Hi-tech harvester makers join forces for international markets


Tags: Excerpts from the Windmill

OUD GASTEL, the Netherlands - Two of the world’s leading manufacturers of specialized harvesting equipment, U.S.-based Oxbo International Corp. and Ploeger Agro B.V. of the Netherlands, have merged to create the Ploeger Oxbo Group, the world’s largest manufacturer of harvesting equipment and related products for niche agricultural markets. The new company is headquartered in the Netherlands.

The new firm’s headquarters will be co-located with Ploeger in Oud Gastel, Netherlands, while Oxbo International headquarters will remain in Byron, N.Y. Ploeger Machines employs about 140 people in the Netherlands and England.

Oxbo International, which has plants in Byron, N.Y., Clear Lake, Wisconsin and Lynden, Washington, and employs nearly 500 people, has assured its employees that there is no change to their jobs as part of the new situation. It also has assured them that the Oxbo plants will continue to be managed locally.

Oxbo and Ploeger have already collaborated informally for nearly 20 years and continued to be independently healthy firms, according to Oxbo president Gary Stich. This new partnership positions both of our companies for a brighter future, he stated, that by working together they can accomplish things that they just could not do as individual companies. Stich gave as an example, that this way it could sell more Oxbo olive harvesters in Europe, and more easily offer Ploeger potato and fine bean harvesters in North America. The overarching reason for the merger seems to be a role in emerging markets such as Brazil, China and Eastern Europe.

Both companies will continue to conduct operations using their current names and brands. In new international markets, however, they will do business as the Ploeger Oxbo Group.

Lynden’s Korvan

Oxbo International, with roots dating back to the 1950s, manufactures a wide range of specialty agricultural equipment. Its line includes equipment that harvest processing and fresh market vegetables, berries, citrus, coffee, grapes, olives, and seed corn. Oxbo supplies equipment to customers in more than 28 countries.

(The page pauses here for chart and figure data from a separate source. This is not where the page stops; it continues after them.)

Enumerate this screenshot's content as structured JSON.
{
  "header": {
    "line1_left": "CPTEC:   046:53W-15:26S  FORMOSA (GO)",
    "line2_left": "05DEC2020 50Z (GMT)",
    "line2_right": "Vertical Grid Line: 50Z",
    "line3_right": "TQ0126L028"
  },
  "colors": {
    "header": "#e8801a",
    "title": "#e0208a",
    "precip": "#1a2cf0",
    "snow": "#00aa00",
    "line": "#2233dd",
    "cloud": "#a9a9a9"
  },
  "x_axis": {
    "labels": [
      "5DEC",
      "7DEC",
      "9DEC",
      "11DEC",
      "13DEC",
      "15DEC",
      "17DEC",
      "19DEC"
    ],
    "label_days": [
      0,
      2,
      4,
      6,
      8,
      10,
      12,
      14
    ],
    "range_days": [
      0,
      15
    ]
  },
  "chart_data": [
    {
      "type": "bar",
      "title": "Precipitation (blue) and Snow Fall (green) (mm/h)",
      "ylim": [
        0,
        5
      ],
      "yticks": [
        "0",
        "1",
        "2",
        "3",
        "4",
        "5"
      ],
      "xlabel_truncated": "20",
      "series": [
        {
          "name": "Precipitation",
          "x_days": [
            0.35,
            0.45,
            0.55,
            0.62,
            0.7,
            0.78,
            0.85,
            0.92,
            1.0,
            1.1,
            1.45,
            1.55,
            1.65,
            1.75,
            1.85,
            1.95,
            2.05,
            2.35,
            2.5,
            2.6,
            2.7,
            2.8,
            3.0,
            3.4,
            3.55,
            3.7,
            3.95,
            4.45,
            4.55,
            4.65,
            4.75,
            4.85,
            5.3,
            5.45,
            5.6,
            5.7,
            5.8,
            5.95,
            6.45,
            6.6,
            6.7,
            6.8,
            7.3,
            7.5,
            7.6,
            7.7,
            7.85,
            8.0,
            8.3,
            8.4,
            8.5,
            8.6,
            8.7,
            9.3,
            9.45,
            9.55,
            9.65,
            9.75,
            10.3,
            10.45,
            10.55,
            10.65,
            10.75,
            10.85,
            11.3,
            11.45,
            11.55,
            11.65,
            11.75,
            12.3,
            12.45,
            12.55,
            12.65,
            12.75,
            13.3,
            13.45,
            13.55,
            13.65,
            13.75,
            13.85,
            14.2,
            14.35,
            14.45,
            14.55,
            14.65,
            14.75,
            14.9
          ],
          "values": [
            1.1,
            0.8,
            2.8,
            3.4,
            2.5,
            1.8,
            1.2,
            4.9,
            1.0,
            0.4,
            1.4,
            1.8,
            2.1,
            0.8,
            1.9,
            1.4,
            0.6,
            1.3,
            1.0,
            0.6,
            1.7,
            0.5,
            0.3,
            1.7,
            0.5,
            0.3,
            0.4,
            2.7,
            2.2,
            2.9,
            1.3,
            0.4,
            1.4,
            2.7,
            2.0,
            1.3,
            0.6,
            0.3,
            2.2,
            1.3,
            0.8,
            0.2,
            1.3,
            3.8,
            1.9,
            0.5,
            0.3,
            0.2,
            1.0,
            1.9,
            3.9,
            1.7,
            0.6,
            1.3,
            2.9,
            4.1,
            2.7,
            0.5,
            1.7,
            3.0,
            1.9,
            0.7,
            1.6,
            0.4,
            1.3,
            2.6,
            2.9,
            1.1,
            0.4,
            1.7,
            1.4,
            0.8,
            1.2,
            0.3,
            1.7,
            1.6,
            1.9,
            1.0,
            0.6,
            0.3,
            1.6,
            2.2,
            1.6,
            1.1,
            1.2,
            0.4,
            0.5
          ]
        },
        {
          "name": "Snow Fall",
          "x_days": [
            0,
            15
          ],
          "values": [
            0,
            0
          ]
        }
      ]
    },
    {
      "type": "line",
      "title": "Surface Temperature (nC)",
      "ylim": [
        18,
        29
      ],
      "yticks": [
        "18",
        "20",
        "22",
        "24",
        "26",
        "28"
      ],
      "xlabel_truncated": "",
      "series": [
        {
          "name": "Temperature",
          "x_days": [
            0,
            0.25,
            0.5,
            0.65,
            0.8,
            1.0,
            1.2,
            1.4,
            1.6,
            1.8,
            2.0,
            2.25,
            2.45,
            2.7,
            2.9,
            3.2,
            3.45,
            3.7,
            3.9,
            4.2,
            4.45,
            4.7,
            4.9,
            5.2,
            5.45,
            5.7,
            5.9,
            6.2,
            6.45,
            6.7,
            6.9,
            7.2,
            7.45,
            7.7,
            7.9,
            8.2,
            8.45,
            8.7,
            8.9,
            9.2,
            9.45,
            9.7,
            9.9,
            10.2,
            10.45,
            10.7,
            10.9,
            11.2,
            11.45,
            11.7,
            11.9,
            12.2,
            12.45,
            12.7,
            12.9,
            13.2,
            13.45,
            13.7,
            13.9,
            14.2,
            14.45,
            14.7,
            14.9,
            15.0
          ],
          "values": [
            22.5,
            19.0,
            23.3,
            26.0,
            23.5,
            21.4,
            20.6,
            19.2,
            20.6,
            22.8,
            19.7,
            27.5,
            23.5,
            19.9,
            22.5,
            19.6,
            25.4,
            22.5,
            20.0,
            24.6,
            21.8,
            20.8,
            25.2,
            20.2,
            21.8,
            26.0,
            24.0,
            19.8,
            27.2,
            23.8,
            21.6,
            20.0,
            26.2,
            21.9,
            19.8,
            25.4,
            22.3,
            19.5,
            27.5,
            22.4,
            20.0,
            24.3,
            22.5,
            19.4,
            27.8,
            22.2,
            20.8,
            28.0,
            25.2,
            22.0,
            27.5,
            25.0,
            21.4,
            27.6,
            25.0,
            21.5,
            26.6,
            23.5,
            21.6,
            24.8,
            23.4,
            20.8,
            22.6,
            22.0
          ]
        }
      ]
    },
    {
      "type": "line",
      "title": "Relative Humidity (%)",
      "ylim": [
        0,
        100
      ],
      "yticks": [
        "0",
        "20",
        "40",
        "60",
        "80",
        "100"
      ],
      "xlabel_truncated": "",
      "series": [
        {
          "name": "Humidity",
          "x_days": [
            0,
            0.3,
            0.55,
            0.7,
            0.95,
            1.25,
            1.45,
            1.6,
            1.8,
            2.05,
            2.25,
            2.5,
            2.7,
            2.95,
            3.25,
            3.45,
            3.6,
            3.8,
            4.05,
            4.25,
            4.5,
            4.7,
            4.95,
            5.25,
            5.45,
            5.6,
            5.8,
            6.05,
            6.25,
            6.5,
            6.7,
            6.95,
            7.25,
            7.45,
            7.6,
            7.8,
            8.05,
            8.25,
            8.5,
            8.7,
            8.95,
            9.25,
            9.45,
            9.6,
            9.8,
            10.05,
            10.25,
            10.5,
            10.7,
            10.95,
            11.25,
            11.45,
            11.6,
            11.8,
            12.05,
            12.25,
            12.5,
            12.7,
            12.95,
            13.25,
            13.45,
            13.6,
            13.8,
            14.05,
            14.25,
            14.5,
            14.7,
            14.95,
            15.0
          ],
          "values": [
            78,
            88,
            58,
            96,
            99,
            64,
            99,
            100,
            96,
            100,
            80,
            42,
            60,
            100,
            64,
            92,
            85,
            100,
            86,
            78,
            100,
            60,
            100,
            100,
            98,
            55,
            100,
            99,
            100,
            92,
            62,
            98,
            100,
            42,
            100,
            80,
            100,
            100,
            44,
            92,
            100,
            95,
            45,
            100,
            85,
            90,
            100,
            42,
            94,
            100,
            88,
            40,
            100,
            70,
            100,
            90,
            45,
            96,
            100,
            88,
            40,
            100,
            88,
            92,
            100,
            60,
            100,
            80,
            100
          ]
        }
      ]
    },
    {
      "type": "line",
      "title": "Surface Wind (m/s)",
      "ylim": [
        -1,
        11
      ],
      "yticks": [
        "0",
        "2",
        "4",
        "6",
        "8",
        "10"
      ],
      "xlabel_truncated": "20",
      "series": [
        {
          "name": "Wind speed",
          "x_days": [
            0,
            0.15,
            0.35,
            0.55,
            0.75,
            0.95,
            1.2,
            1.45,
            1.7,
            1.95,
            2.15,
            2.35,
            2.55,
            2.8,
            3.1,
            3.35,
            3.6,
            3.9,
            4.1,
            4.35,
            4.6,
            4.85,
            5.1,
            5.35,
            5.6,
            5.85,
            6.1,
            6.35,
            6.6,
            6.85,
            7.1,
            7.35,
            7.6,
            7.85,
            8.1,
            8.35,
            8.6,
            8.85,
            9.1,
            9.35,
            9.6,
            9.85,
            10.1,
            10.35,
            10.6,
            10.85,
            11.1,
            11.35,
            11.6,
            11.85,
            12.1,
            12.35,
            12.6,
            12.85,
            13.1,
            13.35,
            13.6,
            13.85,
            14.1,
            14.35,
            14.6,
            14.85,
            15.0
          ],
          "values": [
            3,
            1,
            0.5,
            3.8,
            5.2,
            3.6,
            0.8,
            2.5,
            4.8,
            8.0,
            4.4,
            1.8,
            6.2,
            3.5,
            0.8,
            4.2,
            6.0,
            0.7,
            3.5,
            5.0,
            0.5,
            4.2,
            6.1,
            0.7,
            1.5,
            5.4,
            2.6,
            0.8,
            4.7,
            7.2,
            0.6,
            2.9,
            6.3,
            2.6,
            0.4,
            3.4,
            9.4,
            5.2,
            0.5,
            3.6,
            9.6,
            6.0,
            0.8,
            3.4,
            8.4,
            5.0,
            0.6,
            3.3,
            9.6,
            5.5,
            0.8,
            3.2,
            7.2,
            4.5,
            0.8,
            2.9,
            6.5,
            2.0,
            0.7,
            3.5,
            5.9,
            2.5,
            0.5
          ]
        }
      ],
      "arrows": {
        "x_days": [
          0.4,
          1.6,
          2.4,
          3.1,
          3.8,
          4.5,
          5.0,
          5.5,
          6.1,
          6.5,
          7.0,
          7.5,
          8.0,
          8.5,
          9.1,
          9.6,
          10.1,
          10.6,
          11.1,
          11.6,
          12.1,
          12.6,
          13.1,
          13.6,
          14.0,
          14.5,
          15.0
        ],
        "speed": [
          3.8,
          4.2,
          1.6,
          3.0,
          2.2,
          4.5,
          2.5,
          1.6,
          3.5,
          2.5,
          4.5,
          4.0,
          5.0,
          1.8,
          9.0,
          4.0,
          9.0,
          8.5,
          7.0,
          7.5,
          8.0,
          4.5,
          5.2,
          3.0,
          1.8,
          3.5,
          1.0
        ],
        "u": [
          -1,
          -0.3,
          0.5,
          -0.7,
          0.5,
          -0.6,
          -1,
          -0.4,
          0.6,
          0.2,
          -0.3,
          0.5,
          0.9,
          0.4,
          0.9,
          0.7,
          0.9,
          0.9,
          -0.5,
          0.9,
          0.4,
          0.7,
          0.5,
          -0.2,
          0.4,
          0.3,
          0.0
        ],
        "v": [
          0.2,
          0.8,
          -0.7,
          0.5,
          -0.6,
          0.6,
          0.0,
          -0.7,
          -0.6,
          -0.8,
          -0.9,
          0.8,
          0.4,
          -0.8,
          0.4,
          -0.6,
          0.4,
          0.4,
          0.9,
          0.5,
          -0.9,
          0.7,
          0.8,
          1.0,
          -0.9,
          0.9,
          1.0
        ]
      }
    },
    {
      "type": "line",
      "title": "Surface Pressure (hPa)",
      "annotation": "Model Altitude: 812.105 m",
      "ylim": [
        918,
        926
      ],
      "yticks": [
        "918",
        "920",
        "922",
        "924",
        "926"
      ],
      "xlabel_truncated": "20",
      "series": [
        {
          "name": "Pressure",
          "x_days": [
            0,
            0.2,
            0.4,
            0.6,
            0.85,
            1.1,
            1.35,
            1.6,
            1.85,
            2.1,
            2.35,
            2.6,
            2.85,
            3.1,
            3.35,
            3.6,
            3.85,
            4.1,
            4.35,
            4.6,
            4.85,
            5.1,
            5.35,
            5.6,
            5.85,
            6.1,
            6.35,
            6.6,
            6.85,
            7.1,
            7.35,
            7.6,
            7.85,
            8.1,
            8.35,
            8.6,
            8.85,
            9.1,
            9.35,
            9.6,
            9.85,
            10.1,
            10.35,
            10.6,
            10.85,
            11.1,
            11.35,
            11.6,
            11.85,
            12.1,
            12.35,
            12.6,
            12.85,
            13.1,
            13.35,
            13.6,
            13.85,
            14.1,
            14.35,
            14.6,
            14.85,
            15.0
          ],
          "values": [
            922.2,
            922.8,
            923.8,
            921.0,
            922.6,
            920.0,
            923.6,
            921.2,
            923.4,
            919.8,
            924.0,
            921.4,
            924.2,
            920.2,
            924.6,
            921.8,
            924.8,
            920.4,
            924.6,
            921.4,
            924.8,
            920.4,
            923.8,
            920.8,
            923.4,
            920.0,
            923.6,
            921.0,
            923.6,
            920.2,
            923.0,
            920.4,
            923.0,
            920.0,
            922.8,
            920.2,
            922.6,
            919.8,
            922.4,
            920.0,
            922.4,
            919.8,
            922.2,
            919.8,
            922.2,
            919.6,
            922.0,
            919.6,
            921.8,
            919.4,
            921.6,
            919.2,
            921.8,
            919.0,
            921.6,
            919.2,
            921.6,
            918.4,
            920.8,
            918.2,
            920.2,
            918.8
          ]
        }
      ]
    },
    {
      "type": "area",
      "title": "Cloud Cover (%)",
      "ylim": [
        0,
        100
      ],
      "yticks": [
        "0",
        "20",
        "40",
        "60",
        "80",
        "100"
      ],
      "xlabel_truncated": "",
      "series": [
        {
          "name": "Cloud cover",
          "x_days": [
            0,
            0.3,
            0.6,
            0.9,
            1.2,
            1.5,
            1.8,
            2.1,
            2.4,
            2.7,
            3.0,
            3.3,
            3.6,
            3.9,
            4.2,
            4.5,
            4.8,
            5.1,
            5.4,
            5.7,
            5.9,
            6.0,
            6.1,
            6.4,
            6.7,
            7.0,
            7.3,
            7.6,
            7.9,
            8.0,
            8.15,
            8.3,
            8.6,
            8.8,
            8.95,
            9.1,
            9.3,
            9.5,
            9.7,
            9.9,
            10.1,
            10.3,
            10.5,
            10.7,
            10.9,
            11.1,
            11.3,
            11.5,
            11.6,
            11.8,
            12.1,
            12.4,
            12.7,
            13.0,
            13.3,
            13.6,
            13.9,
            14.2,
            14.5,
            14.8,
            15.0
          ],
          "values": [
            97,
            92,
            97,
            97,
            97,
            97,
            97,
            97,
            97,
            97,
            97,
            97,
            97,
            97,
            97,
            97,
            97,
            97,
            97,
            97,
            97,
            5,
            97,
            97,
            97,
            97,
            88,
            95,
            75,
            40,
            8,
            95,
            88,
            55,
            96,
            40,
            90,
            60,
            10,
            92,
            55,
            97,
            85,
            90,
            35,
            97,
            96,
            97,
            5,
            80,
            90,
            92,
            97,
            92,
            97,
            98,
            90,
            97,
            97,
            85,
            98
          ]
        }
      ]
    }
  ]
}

Ploeger prides itself with a line of equipment that aims for optimum harvest yields, low operating costs and reliability in all weathers. Its harvesting machinery line includes equipment for peas and thick beans, spinach and other leaf vegetables, potatoes and other tubers, carrots and cabbages.

The new company is owned by five groups: Ploeger and Oxbo executives, VDL (an Eindhoven-based manufacturer specializing in buses, founded in 1953 by Pieter van der Leede), and two Dutch investment firms, Van Lanschot Participaties and Synergia. Ploeger Oxbo will be managed by a four-member board of directors: Gary Stich and Andy Talbott, vice president of sales at Oxbo, Ad Ploeger and Ploeger’s technical director Cees Van Beek.

Oxbo’s Lynden plant was founded in 1985 by Dan Korthuis and Will Vanderhage, hence the firm’s original name Korvan. It started building raspberry harvesters and diversified into coffee and blueberry harvesting equipment in 1992 and later into harvesters for grapes and raisins, and for oranges and olives. Korvan supplied customers in 15 countries by the time it sold out to Oxbo in 2004.